Tammy disappeared. And then a face edged with dark hair appeared right above her. Eyes like deep amber seemed to smile even though the line of his mouth never twitched, and he pressed a hand against the mattress next to her arm, never quite touching her. But she could feel his presence, his strength.
She let out a slow breath.
"De-" Her voice cracked, and he held up a hand to stop her.
"Please. It's Zach." Generous lips formed the words, but they seemed to take a long time to reach her ears. He spoke with a familiarity that she couldn't place. Was she supposed to know this man? "I've been looking forward to meeting you." Apparently not. Thank goodness. "I've been checking in on you every day. The doctor said you thumped your head pretty good, but the swelling has been going down."
How was she supposed to respond? "That's good…I guess."
"It is, indeed." His lip twitched, but he didn't give her more than half a smile. With a quick glance over his shoulder, he continued, "Do you feel up to answering a few questions?"
She wanted to shake her head, but then he'd come back and interrupt her sleep again. She really just wanted to drift back into oblivion where it had been warm and quiet. Where there'd been no pain and her stuttering thoughts were neither important nor questioned.
"Do you remember how you got here?"
She thought about it for a long moment. Blinking her only mobile eye-why wouldn't her other eye respond?- she tried to peek around the curtain in her mind, to reveal the corners she couldn't quite make out. The sheet wouldn't budge, and the harder she tried to move it, the more her head throbbed.
Finally she shook her head.
He scratched at the little point of his chin, his smile dimming for a brief moment, the lines at the corners of his eyes disappearing. "That's all right. We'll come back to it. You've been through a pretty big ordeal."
Oh, really? What had she been through that left her straining to uncover her memories and answering a strange detective's questions? He'd said that it was nice to meet her, but he'd come into her room like he belonged there. Clearly he'd been waiting for her to wake up, and Tammy had gone straight to him. But she wasn't expected to know him. Why did he seem to know her?
She wanted to ask, but the words just weren't there.

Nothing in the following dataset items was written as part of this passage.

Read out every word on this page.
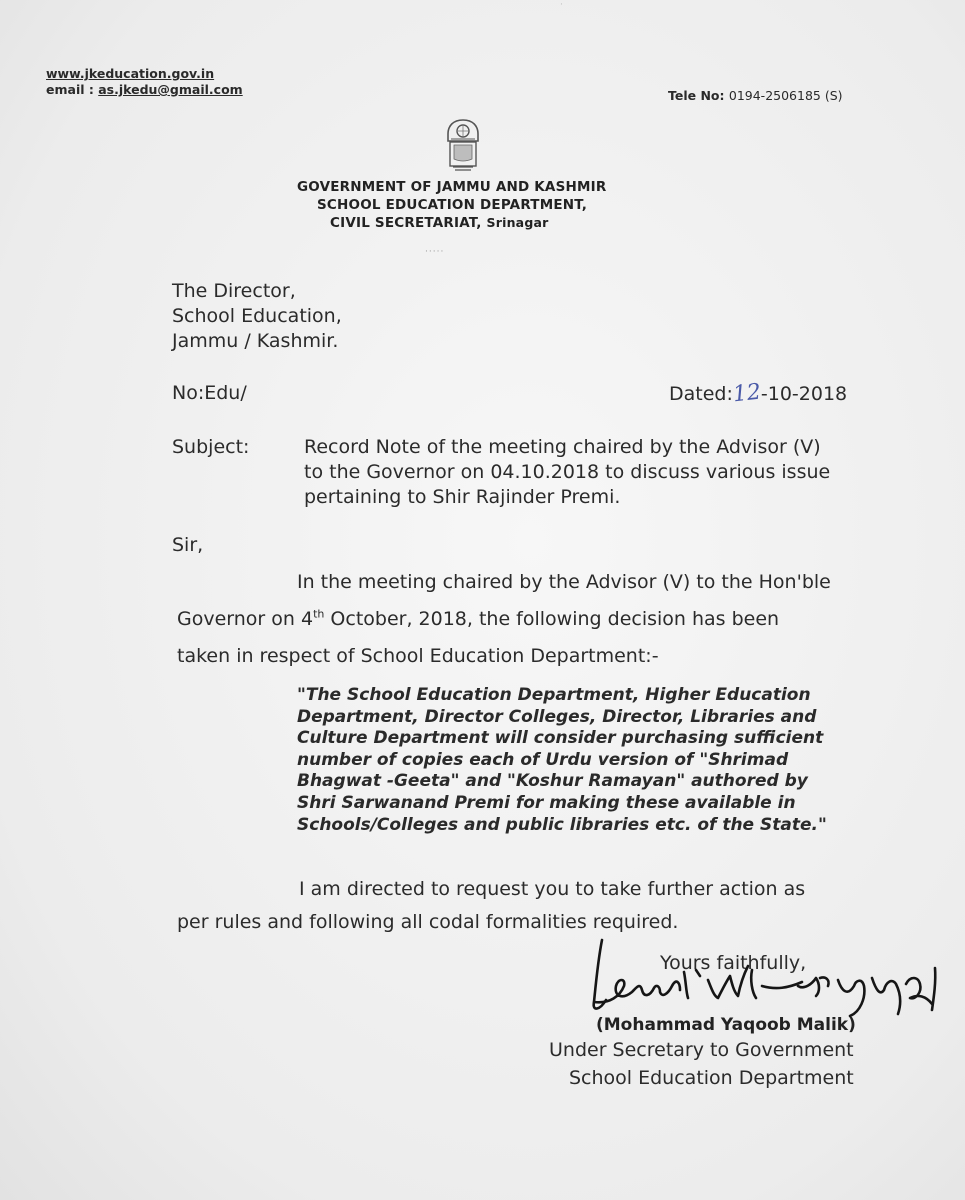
·
www.jkeducation.gov.in
email : as.jkedu@gmail.com	Tele No: 0194-2506185 (S)
GOVERNMENT OF JAMMU AND KASHMIR
SCHOOL EDUCATION DEPARTMENT,
CIVIL SECRETARIAT, Srinagar
·····
The Director,
School Education,
Jammu / Kashmir.
No:Edu/	Dated:12-10-2018
Subject:	Record Note of the meeting chaired by the Advisor (V)
to the Governor on 04.10.2018 to discuss various issue
pertaining to Shir Rajinder Premi.
Sir,
In the meeting chaired by the Advisor (V) to the Hon'ble
Governor on 4th October, 2018, the following decision has been
taken in respect of School Education Department:-
"The School Education Department, Higher Education
Department, Director Colleges, Director, Libraries and
Culture Department will consider purchasing sufficient
number of copies each of Urdu version of "Shrimad
Bhagwat -Geeta" and "Koshur Ramayan" authored by
Shri Sarwanand Premi for making these available in
Schools/Colleges and public libraries etc. of the State."
I am directed to request you to take further action as
per rules and following all codal formalities required.
Yours faithfully,
(Mohammad Yaqoob Malik)
Under Secretary to Government
School Education Department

Zach brushed a wayward strand of dark brown hair off his forehead with the back of his hand, plastering an easy grin in place. Really, it wasn't so much a smile as it was a visual encouragement, like if he kept looking at her like that she'd be able to get up right then and walk out of this room. "Let's try something a little easier. We've been calling you Julie Thomas because you were found in the park on Thomas Road across from Jack and Julie's Grill." So he didn't know her, and she wasn't supposed to recognize him. Relief washed over her like the bath she craved. "We didn't find your ID."

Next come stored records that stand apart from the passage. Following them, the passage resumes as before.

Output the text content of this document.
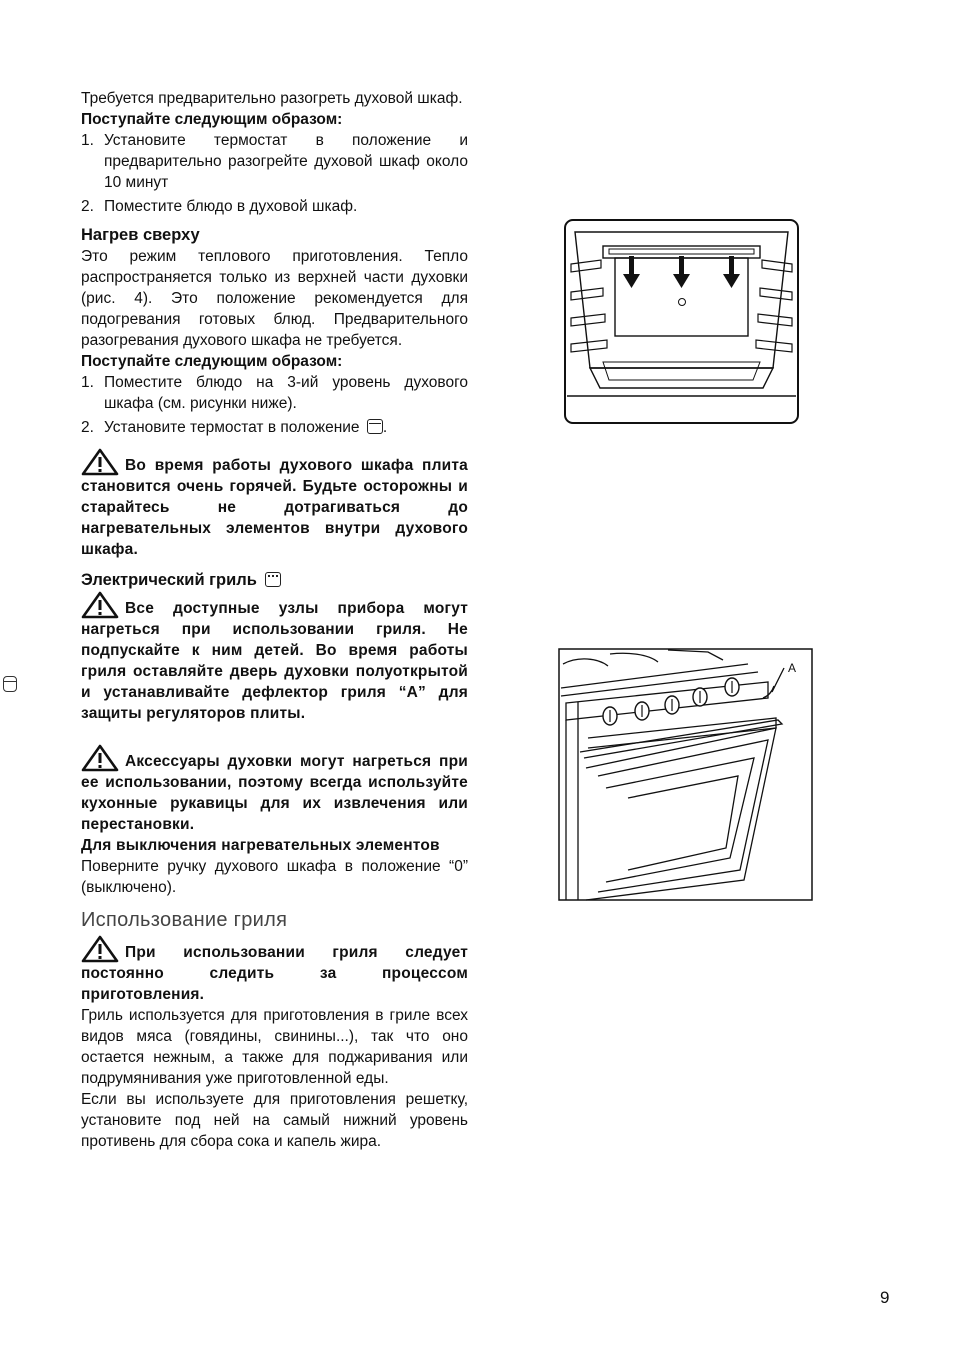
Требуется предварительно разогреть духовой шкаф.

Поступайте следующим образом:

1. Установите термостат в положение и предварительно разогрейте духовой шкаф около 10 минут
2. Поместите блюдо в духовой шкаф.

Нагрев сверху

Это режим теплового приготовления. Тепло распространяется только из верхней части духовки (рис. 4). Это положение рекомендуется для подогревания готовых блюд. Предварительного разогревания духового шкафа не требуется.

Поступайте следующим образом:

1. Поместите блюдо на 3-ий уровень духового шкафа (см. рисунки ниже).
2. Установите термостат в положение .

Во время работы духового шкафа плита становится очень горячей. Будьте осторожны и старайтесь не дотрагиваться до нагревательных элементов внутри духового шкафа.

Электрический гриль

Все доступные узлы прибора могут нагреться при использовании гриля. Не подпускайте к ним детей. Во время работы гриля оставляйте дверь духовки полуоткрытой и устанавливайте дефлектор гриля “А” для защиты регуляторов плиты.

Аксессуары духовки могут нагреться при ее использовании, поэтому всегда используйте кухонные рукавицы для их извлечения или перестановки.

Для выключения нагревательных элементов

Поверните ручку духового шкафа в положение “0” (выключено).

Использование гриля

При использовании гриля следует постоянно следить за процессом приготовления.

Гриль используется для приготовления в гриле всех видов мяса (говядины, свинины...), так что оно остается нежным, а также для поджаривания или подрумянивания уже приготовленной еды.

Если вы используете для приготовления решетку, установите под ней на самый нижний уровень противень для сбора сока и капель жира.

A
9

"It's in my purse." It was always in there.
He shook his head slowly. "We didn't find a purse, either."
She tried playing out all the movements she'd made before losing her bag. But she didn't even know where to start. And every possible step was blank. No context. No location. No memories.
"Maybe you can tell me your real name?"
She nodded slowly, controlling every movement to keep the pain from flaring up again. Of course she could. There were just some things a woman never forgot.
He lifted his thick eyebrows as though his anticipation grew with every tick of the clock.
Closing her eye and swallowing against the sandpaper in her throat, she opened her mouth and tried to form the word.
But it wasn't there.
The name she'd surely heard thousands of times floated just out of reach. Like the string on a balloon caught in the wind, it danced away until her lips sputtered and a tear leaked down her cheek.
Dear God, I don't even know my own name.